Маэстро - страница 6

Шрифт
Интервал



***

Журналист с первой секунды почувствовал себя неуютно. Не дом, а Большой театр. В Большом театре Артём никогда не бывал, но представлял его себе именно так. Одна люстра чего стоит! Килограммов тридцать, наверное. Три яруса, сотня блестящих подвесок. Такую мыть замучаешься. Впрочем, что им, артистам. У них же прислуга. Дверь, правда, открыла хозяйка. Вдова. И впервые увидев её вживую, Артём едва узнал тётку из телевизора. Мама её очень любила, все выступления смотрела, а в парикмахерской обязательно показывала мастеру карточку Агдавлетовой и просила сделать такую же завивку. Так Артём её и запомнил, по карточке. В жизни Мария Агдавлетова выглядела гораздо страшнее. Ладно морщины, она даже старше мамы. Но чёрная подводка по контуру глаз! И чёрные же глаза. И под глазами чёрные тени. Платье тоже чёрное. Фильм ужасов какой-то.

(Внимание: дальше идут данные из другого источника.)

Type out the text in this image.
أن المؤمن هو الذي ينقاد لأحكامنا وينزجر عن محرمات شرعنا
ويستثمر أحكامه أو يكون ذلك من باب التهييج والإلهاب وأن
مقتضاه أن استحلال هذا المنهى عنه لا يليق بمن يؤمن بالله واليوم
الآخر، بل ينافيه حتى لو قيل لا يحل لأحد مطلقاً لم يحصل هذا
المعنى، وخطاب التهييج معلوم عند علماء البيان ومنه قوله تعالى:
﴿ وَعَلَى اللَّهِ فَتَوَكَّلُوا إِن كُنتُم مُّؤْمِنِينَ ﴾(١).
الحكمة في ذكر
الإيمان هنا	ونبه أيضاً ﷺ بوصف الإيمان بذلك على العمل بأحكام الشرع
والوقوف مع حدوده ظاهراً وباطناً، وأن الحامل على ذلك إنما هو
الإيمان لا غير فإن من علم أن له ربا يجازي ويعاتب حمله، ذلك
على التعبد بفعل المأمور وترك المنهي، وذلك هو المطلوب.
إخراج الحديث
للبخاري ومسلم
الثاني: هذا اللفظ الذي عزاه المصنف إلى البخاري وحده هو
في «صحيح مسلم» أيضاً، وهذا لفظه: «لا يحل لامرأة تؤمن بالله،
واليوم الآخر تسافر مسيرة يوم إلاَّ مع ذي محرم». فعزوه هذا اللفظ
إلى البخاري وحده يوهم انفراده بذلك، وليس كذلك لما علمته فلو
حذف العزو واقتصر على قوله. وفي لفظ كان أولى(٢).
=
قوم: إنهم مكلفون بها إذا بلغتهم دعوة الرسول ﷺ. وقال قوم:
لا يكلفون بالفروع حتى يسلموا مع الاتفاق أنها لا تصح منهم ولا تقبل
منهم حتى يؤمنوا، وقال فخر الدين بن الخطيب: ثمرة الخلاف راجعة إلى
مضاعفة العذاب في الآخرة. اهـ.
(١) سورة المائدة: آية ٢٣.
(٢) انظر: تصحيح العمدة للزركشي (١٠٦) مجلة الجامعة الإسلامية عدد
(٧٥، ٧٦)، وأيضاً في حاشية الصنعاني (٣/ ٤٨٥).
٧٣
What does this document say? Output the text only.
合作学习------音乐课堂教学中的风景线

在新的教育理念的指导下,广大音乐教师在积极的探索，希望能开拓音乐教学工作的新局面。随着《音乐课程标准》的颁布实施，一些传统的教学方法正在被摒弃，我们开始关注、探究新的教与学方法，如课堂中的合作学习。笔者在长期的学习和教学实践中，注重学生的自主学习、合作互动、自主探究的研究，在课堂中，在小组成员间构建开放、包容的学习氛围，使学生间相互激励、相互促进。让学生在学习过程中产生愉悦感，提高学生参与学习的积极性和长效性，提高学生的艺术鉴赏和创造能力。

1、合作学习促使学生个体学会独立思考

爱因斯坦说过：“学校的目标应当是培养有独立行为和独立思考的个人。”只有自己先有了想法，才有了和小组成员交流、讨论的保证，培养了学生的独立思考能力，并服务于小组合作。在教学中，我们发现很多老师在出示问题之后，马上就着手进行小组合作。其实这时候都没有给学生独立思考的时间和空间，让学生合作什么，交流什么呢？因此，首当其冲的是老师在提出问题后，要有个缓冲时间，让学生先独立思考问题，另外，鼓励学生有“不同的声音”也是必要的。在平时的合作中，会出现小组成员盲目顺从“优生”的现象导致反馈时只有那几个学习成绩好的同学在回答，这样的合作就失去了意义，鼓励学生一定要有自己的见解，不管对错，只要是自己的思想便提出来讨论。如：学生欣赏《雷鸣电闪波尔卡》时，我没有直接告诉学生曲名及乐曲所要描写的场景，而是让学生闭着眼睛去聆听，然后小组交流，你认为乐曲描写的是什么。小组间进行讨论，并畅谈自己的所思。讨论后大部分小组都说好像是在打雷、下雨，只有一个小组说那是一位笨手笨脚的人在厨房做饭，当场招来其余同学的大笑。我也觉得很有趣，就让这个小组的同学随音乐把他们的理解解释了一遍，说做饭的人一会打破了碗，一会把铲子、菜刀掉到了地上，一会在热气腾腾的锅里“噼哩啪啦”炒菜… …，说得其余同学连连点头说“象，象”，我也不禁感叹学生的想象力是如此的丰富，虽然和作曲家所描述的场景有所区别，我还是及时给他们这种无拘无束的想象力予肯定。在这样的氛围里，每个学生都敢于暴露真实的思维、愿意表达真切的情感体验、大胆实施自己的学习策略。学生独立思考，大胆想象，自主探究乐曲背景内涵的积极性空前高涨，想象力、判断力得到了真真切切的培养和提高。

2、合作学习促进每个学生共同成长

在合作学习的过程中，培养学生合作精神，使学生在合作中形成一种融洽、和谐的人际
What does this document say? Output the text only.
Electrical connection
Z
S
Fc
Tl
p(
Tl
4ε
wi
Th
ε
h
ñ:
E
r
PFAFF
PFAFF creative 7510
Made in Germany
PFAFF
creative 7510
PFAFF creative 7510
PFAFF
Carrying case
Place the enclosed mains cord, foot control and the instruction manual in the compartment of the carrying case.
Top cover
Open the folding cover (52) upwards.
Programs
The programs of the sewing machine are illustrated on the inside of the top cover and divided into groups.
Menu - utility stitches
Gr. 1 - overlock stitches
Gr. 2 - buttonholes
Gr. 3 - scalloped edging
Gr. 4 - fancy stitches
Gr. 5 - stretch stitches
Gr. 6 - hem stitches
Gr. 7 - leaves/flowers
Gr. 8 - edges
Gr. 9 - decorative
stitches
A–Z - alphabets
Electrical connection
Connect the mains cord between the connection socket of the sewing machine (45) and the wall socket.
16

– Снимать будем здесь, – повелительно сообщила вдова, указывая на кресло возле стены. – Напротив окна самое лучшее освещение. Сзади портрет Марата Алиевича удачно дополнит кадр.

Артём хотел сказать, что сам может выстроить композицию. И сам выберет лучшее освещение. И вообще у оператора есть фонарь специальный над камерой. Но возразить не решился. Кажется, этой женщине было невозможно возражать. По комнате идёт, как будто по сцене. Спина идеально прямая, подбородок вверх. Что она пытается изобразить? Горе? В той среде, где вырос Артём, горе выглядело иначе. Оно могло быть тихим, затаённым, с перебиранием рубашек отца в неприкасаемом ящике комода. Или громким, истеричным, с попыткой кинуться в разрытую могилу, куда только что опустили гроб с телом брата, погибшего в Чечне. Но такого, величественно-театрального горя, Артём раньше не встречал.

Поставили камеру, закрепили микрофоны. Артём пристроился напротив и приготовился задать первый вопрос. Но спрашивать ничего не потребовалось. Едва оператор кивнул, что запись идёт, Агдавлетова заговорила сама.

– Мы прожили с Маратом Алиевичем двадцать пять лет. Знаете, если есть браки, заключённые на небесах, то наш был именно таким. Наша работа не позволяла нам ежеминутно находиться вместе, но не мешала ежеминутно думать друг о друге, чувствовать друг друга. Вполне естественно, что, когда он заболел, мне пришлось уйти со сцены. Кто-то должен был о нём заботиться. А сейчас? Сейчас можно было бы вернуться, ведь голос ещё есть, и поклонники не забыли. Но как, скажите, как я могу петь, если его больше нет?